„Ist ein top top Coach“: Riera feiert ersten Auswärtssieg und sammelt Vertrauen
top coach – so beschreibt Oscar Höjlund Albert Riera, und das Lob kommt nicht von ungefähr. Der Trainer von Eintracht Frankfurt hat nach einer difficult week mit einem 2:1-Sieg beim VfL Wolfsburg wichtiges public trust zurückgewonnen. Der Auswärtsdreier war nicht nur der erste seit November, sondern auch ein klares signal in Richtung Tabelle und Umkleidekabine.
Nach dem Remis gegen Köln hatte Riera sichtlich unter pressure gestanden. Sein Auftritt in der Pressekonferenz war geprägt von Frust und Anspannung. Doch die erste Halbzeit in Wolfsburg zeigte eine Mannschaft, die auf seine Ansprache reagiert hatte. Tore durch Höjlund und Kalimuendo sorgten für einen clear lead zur Pause. Auch wenn der späte Gegentreffer zum 2:1 die Nerven strapazierte, blieb der Erfolg unangetastet – ein major win gegen einen direkten Abstiegskonkurrenten.
Riera hat in neun Spielen 15 Punkte geholt – ein starker Start, der nur noch von Armin Veh übertroffen wurde. Er hat jungen Spielern wie Amaimouni-Echghouyab und Brown trust geschenkt und gleichzeitig erfahrene Kräfte neu motiviert.
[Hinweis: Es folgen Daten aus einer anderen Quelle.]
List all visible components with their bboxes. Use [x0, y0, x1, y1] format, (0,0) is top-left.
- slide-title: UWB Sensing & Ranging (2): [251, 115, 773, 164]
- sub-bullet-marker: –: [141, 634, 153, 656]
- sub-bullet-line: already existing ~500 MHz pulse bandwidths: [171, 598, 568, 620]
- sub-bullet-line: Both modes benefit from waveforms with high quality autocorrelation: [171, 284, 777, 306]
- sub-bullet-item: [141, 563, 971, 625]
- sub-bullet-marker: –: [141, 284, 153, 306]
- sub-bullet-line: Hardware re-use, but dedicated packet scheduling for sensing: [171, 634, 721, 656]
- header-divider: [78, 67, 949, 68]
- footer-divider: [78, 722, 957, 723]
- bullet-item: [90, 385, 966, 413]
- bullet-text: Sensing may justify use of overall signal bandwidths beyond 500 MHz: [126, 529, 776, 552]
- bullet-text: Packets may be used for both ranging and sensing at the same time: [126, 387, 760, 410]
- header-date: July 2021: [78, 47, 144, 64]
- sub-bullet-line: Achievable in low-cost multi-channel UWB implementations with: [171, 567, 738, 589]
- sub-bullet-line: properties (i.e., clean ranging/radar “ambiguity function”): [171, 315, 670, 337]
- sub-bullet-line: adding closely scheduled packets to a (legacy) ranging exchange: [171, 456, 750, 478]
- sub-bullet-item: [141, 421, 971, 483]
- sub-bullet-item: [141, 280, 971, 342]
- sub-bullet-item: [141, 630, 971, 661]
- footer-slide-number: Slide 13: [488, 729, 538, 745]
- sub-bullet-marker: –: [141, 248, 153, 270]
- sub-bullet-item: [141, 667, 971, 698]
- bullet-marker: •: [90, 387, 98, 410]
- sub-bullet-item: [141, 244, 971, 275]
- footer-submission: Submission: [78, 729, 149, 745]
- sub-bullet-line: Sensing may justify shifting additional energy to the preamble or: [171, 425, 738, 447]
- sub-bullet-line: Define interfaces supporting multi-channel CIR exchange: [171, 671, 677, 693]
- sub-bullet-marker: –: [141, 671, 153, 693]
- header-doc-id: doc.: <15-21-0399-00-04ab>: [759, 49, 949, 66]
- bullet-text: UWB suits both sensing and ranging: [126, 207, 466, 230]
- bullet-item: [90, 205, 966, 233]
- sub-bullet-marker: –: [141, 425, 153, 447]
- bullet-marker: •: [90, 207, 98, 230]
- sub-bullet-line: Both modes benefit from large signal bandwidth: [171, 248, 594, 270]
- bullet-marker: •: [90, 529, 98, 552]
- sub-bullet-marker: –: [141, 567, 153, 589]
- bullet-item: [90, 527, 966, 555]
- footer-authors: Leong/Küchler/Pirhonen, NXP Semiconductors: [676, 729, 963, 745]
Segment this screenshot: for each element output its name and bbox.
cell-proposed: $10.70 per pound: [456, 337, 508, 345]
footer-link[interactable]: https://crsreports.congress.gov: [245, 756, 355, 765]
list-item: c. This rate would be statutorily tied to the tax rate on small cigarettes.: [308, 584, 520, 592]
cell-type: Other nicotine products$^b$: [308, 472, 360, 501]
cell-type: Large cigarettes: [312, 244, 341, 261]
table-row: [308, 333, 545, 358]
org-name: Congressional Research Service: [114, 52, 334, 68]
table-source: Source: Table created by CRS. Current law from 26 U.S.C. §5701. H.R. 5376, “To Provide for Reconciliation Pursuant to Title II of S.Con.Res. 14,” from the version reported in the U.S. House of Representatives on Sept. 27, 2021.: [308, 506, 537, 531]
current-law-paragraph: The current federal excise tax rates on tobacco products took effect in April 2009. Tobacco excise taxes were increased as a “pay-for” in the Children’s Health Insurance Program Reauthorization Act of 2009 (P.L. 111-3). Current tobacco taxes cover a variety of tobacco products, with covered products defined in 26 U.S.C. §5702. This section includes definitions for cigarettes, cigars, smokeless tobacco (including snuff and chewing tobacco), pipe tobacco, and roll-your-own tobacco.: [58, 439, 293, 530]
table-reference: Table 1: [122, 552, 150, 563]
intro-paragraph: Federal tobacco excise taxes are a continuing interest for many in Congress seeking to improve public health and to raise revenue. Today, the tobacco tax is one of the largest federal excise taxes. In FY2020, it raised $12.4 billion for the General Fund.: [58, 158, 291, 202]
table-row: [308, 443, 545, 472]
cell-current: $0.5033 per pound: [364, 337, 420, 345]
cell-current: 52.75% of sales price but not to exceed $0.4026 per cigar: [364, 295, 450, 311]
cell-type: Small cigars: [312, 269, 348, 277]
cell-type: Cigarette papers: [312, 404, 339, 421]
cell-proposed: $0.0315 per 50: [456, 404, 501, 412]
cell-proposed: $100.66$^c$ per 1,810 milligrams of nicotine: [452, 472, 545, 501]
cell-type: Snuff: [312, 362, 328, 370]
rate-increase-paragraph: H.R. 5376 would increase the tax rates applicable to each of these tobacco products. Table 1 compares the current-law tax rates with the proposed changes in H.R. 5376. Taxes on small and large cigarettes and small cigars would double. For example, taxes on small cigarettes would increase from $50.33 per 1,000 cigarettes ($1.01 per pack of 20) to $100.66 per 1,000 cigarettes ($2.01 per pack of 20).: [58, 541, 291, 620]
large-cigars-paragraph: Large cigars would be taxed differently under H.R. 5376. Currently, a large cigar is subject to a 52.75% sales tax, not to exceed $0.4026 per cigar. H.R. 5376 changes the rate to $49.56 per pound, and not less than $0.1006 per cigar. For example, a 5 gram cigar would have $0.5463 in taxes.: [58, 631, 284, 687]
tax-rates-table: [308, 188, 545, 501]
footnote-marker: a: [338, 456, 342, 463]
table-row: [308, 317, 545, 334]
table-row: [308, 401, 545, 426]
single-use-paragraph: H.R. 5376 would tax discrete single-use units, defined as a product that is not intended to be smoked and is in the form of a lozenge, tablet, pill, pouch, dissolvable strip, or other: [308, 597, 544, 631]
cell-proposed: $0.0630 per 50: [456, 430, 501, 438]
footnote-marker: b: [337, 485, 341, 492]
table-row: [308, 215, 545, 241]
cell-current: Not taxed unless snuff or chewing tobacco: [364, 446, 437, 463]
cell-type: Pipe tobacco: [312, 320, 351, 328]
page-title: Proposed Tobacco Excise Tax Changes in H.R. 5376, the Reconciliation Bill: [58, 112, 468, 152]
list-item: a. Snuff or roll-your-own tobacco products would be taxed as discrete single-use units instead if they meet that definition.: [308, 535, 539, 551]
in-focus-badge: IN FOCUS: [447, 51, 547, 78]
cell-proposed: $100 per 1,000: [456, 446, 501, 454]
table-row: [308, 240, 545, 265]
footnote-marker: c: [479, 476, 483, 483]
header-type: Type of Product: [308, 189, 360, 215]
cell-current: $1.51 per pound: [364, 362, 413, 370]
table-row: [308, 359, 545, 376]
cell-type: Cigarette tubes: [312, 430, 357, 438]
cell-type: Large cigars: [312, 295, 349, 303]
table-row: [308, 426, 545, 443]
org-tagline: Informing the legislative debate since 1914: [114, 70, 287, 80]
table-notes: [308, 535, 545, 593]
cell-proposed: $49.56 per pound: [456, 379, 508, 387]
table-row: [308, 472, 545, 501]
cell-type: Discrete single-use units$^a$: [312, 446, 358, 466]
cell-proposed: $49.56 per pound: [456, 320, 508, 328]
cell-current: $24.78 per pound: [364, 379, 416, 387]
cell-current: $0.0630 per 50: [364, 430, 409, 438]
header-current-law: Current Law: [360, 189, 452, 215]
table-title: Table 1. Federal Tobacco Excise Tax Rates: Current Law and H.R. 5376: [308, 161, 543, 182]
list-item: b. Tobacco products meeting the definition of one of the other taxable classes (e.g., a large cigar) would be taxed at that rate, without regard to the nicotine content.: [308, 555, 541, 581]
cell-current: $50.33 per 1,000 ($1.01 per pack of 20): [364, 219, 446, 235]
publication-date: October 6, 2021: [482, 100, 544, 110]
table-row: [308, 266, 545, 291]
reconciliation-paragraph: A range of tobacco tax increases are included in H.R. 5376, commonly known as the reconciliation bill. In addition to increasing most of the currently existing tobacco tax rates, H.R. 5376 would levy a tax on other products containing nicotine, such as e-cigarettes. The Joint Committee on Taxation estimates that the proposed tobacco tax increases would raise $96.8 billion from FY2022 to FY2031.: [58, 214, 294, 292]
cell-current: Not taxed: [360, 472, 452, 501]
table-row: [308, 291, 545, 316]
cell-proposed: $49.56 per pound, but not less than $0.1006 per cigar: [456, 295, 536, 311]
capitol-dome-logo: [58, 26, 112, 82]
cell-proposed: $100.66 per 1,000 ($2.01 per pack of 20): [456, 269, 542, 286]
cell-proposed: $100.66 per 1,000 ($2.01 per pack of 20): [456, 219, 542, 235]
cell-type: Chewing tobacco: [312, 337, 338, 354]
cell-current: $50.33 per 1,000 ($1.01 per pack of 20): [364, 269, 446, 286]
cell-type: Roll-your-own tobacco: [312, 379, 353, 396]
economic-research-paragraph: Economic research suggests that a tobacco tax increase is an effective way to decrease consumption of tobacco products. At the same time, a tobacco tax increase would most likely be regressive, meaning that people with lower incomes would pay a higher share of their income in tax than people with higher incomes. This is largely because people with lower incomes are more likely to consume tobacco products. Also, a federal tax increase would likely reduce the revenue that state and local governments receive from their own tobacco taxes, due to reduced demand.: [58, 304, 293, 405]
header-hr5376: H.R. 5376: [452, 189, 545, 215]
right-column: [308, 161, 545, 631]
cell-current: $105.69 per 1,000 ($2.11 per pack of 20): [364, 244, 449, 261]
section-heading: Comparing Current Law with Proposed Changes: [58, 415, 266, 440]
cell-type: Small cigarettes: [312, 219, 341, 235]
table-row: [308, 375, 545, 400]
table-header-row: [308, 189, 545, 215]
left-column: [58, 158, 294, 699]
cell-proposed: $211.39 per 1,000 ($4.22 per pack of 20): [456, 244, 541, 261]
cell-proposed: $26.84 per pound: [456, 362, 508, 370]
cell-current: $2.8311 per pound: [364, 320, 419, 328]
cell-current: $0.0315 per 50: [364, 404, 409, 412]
Co-Trainer Lorenzo Dolcetti trug mit taktischen adjustments bei Standardsituationen zum Sieg bei. Die strategy , kurze Freistöße zu spielen, funktionierte – ein Zeichen für eine funktionierende Trainingsarbeit.
Doch es gibt noch Baustellen. Die Eintracht kassiert weiterhin zu viele Gegentore in der Schlussphase – vier der letzten neun Tore fielen nach der 75. Minute. Die concentration sinkt, die defensive stability wackelt. Gegen Köln war die zweite Halbzeit stärker, in Wolfsburg der erste Durchgang – consistency über 90 Minuten fehlt noch. Riera muss diesen Riss schließen, wenn er langfristig überzeugen will.
Der Sprung aus der slowenischen Liga nach Frankfurt war gewaltig. Doch Riera hat die Defensive bereits deutlich verbessert – der Schnitt an Gegentoren sank von 2,36 auf 1,0. Nun geht es darum, den momentum zu nutzen. Die nächsten fünf Spiele gelten dem Kampf um Platz sieben – ein Ziel, das Europa-League-Hoffnungen nährt, aber auch trügerisch sein kann. Ein versöhnliches Ende einer schwierigen Saison wäre möglich – doch nur Siege helfen dabei.
Große Erleichterung nach dem Sieg. Der pressure Druck auf Riera war enorm, aber er hat gezeigt, dass er damit umgehen kann.
Die kurzen Freistöße waren der Schlüssel. Endlich mal eine clevere tactical idea taktische Idee, die auch funktioniert hat.
15 Punkte aus neun Spielen – das ist solide. Aber Veh hatte 19. Die comparison Vergleiche werden trotzdem lauter, wenn er jetzt abhebt.
Zetterer hätte uns fast alles verschenkt. Wo bleibt die consistency Konstanz im Tor? Ein Glück, dass Kalimuendo danach noch gescheitert ist.
„Top, top Coach“ – genau das denke ich auch. Höjlund hat public trust öffentliches Vertrauen in ihn, und das ist wichtig.
Schön, dass wir gewonnen haben. Aber die Abwehrpatzer in der Schlussphase machen mir echt Sorgen. Das kann in der Champions League nicht passieren.